Optimization primitives are important for modern (deep) machine learning.

Mathematical optimization is a well-studied language of expressing solutions to many real-life problems that come up in machine learning and many other fields such as mechanics, economics, EE, operations research, control engineering, geophysics, and molecular modeling. As we build our machine learning systems to interact with real data from these fields, we often cannot (but sometimes can) simply “learn away” the optimization sub-problems by adding more layers in our network. Well-defined optimization problems may be added if you have a thorough understanding of your feature space, but oftentimes we don’t have this understanding and resort to automatic feature learning for our tasks.
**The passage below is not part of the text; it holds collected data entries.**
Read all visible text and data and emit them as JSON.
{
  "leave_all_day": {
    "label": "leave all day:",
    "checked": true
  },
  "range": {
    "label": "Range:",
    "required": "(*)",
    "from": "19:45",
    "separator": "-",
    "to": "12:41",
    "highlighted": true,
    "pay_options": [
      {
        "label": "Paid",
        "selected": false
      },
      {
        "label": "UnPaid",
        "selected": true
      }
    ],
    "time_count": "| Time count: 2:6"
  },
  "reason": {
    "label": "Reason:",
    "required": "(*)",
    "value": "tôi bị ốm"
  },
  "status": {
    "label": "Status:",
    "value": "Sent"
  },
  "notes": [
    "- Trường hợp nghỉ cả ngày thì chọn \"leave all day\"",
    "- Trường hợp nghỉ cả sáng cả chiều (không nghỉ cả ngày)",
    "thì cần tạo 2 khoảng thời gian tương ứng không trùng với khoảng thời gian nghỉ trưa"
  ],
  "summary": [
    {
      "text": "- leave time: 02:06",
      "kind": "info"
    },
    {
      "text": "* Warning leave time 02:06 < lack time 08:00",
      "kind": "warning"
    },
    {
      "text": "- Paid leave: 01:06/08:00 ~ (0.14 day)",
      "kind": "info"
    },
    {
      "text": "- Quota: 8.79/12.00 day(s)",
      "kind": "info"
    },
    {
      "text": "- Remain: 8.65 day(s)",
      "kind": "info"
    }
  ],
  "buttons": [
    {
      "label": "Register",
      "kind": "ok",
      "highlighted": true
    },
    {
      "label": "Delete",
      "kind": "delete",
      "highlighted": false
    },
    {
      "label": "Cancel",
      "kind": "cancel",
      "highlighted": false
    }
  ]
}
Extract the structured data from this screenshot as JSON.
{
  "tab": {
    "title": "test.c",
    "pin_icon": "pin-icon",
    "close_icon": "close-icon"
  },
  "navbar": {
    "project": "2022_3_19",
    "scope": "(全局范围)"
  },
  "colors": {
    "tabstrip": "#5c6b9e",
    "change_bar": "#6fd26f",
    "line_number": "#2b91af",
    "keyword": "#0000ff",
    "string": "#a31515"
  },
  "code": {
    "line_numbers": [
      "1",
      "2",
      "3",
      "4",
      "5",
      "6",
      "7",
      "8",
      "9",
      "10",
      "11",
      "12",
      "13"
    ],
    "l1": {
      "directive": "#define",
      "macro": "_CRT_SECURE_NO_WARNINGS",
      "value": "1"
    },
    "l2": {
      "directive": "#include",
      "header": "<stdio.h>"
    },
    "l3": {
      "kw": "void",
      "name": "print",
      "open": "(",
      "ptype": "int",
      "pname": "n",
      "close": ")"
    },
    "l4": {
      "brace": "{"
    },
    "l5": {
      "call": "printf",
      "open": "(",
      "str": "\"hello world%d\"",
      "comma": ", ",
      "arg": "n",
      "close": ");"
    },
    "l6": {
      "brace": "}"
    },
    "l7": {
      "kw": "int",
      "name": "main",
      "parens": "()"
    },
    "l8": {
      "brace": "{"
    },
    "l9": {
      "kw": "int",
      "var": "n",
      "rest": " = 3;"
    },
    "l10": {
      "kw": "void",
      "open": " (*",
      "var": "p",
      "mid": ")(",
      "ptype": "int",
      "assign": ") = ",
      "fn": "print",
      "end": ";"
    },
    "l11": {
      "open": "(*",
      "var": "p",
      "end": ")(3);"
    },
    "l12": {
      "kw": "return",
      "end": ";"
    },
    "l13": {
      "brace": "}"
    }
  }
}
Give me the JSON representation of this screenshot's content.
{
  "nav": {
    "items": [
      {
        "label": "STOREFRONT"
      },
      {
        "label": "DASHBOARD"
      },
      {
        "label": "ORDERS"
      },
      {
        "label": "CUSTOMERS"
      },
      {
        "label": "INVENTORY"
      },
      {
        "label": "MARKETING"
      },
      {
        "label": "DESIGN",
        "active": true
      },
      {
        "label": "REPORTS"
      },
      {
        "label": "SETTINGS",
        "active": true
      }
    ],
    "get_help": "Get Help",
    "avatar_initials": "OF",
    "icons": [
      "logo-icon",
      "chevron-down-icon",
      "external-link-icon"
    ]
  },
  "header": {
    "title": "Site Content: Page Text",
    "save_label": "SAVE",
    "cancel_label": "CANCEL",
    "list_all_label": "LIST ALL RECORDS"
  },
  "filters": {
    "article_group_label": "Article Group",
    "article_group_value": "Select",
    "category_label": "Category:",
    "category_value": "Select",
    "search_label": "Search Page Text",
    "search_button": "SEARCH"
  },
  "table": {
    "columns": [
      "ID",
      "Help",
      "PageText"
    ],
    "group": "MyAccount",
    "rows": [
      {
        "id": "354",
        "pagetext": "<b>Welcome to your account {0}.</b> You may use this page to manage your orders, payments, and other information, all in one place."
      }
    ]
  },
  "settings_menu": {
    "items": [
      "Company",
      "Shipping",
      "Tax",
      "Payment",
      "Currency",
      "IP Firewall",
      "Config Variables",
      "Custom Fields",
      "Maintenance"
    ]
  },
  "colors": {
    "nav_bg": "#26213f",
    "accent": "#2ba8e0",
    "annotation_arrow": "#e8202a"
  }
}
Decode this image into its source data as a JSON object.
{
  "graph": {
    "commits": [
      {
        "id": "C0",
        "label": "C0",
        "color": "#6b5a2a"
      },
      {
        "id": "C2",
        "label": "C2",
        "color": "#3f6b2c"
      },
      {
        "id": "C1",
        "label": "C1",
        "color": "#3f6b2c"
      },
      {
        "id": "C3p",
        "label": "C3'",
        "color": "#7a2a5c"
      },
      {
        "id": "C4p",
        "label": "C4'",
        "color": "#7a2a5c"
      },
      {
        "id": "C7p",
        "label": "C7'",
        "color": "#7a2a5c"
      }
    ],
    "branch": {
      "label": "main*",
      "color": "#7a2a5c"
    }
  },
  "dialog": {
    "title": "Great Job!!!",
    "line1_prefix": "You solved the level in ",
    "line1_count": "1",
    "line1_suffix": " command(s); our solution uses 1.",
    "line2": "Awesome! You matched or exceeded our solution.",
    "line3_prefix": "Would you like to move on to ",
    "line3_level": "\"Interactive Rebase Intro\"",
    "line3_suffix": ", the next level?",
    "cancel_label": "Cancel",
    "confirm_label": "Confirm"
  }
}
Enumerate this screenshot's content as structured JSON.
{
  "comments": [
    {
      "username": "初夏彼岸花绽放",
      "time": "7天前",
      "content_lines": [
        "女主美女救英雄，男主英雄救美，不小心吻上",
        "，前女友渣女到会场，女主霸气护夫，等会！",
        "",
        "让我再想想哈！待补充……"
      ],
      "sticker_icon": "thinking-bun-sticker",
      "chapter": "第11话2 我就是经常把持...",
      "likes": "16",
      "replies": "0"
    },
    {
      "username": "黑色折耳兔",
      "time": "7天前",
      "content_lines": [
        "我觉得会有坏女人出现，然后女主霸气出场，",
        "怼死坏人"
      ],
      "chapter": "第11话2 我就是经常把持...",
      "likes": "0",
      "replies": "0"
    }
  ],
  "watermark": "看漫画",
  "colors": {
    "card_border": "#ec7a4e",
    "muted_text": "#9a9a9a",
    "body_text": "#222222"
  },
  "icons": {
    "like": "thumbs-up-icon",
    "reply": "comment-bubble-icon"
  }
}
Until this repository, no modern deep learning library has provided a way of adding a learnable optimization layer (other than simply unrolling an optimization procedure, which is inefficient and inexact) into our model formulation that we can quickly try to see if it’s a nice way of expressing our data.

See our paper OptNet: Differentiable Optimization as a Layer in Neural Networks and code at locuslab/optnet if you are interested in learning more about our initial exploration in this space of automatically learning quadratic program layers for signal denoising and sudoku.

What is a quadratic program (QP) layer?

Wikipedia gives a great introduction to quadratic programming.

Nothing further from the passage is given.